There is a widely accepted leadership maxim that says that in order to be a good leader, one must first learn how to follow. In a way, it makes some sense; leaders need to understand how their particular style is received from a follower’s perspective. They also need to appreciate that “followerhood” is the boots on the ground point of action where a leader’s charted course is tangibly felt. Still, as I’ve pondered this recently I’ve come to my own conclusion that this conventional wisdom is completely backwards; which I suspect is why no leadership guru has ever written a book on how to be a good follower! Leaders don’t need to know how to follow to successfully lead; rather, followers must learn to lead to grow themselves and their organizations.
It starts with a truly defining leadership. The dictionary definition simply states that it is “the position or function of a leader, a person who guides or directs a group.” I would add to that definition that a leader is also the principle motivator and empowerer of a group. Additionally, good leadership requires clear communication of all of the above. None of those functions, guiding, directing, motivating, empowering or communicating really require knowing how to follow. They’re unique skillsets in their own right. Notice that my definition doesn’t conjure images of micro managing or ordering. Those actions are contrary to empowering and in my opinion stifle forward movement.
More important for a leader than “knowing how” to follow is knowing herself and her leadership style. Every leader is different. Being a “good” follower of a bad leader, a good follower of competent leader A and a good follower of competent leader B are all different things. It makes me wonder how a person can learn to follow when every leader is unique and not only communicates, motivates and empowers differently, but requires different things from their followers?

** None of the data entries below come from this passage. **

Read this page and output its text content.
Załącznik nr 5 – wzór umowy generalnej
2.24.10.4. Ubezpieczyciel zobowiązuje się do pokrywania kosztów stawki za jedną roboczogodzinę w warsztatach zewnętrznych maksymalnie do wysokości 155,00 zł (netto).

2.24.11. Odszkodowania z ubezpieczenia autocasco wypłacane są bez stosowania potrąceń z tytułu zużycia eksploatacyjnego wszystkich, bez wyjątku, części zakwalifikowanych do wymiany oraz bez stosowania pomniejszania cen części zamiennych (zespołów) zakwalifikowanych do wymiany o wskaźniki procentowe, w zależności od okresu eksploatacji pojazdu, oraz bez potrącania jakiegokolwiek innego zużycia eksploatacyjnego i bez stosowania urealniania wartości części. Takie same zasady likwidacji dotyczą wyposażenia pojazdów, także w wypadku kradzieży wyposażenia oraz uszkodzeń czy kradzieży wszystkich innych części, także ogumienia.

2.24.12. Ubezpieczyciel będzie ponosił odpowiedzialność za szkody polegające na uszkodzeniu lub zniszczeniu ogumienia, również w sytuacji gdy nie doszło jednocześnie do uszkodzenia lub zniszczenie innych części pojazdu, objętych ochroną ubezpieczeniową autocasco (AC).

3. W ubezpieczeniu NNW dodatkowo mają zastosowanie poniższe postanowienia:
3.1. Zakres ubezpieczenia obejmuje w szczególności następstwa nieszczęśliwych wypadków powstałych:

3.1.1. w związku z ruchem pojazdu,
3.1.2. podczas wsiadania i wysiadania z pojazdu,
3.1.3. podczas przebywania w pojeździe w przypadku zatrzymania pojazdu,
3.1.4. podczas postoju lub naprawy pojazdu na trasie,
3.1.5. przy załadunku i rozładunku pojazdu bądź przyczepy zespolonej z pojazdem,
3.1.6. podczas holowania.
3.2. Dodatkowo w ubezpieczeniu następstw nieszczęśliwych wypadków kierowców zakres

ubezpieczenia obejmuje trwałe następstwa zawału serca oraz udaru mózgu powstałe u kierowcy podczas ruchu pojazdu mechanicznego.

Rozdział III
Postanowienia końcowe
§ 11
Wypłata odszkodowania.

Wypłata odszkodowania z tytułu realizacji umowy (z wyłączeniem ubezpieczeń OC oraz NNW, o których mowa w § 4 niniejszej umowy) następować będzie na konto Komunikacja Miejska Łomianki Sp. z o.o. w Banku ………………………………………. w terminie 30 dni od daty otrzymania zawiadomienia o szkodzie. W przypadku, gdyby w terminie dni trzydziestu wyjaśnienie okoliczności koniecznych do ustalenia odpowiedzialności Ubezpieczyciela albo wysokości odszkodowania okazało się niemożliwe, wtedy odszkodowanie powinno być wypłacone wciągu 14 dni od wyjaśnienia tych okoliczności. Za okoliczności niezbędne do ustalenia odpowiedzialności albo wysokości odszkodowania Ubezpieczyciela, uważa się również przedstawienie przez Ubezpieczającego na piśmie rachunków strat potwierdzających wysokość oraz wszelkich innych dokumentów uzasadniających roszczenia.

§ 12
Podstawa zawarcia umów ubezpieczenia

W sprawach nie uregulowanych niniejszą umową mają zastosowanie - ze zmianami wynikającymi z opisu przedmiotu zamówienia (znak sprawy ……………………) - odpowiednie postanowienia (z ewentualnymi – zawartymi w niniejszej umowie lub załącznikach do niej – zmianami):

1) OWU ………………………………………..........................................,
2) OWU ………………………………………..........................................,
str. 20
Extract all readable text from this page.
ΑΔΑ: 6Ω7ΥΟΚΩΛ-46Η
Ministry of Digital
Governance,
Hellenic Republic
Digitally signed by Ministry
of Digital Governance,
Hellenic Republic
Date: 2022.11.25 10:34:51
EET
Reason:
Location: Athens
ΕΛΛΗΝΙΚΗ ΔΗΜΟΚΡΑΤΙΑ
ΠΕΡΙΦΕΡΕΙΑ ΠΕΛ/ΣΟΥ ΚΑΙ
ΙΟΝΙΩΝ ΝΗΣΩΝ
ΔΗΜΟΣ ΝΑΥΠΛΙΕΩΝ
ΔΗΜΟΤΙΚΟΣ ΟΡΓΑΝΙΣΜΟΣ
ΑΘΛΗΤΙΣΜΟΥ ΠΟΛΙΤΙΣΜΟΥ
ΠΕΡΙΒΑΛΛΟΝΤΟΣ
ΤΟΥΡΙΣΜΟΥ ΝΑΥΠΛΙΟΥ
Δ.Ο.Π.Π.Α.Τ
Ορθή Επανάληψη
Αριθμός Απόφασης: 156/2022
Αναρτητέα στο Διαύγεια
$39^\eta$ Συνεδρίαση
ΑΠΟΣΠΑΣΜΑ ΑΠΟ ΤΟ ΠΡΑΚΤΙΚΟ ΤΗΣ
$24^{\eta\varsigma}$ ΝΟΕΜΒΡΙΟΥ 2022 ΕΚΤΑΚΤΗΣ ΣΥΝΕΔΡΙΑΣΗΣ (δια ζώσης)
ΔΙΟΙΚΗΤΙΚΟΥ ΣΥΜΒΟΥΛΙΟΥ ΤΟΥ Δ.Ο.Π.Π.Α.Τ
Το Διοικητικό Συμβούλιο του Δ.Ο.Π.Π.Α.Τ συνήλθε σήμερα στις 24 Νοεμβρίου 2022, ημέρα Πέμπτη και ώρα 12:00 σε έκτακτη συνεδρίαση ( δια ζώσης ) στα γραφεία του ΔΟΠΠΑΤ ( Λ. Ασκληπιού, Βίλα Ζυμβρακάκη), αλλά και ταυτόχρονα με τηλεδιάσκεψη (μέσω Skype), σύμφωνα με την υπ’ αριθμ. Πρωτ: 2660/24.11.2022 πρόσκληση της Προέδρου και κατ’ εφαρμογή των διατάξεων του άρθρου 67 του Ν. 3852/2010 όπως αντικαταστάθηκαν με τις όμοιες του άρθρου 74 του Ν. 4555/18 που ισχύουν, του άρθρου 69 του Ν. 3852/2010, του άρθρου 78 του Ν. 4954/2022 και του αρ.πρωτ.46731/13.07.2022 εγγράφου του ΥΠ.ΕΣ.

While it’s true that a follower travels the course that a leader has charted, it must be understood that a good follower possesses leadership skills to successfully navigate that course. It doesn’t work the other way around. John Maxwell has rightly said that the hardest person to lead is yourself. Successfully implementing the leadership skills of motivating and empowering on oneself is necessary all the way down to the lowest level of an organization. It seems clear to me that learning to follow isn't the best use of one's time. Learning leadership is the key to success in all endeavors.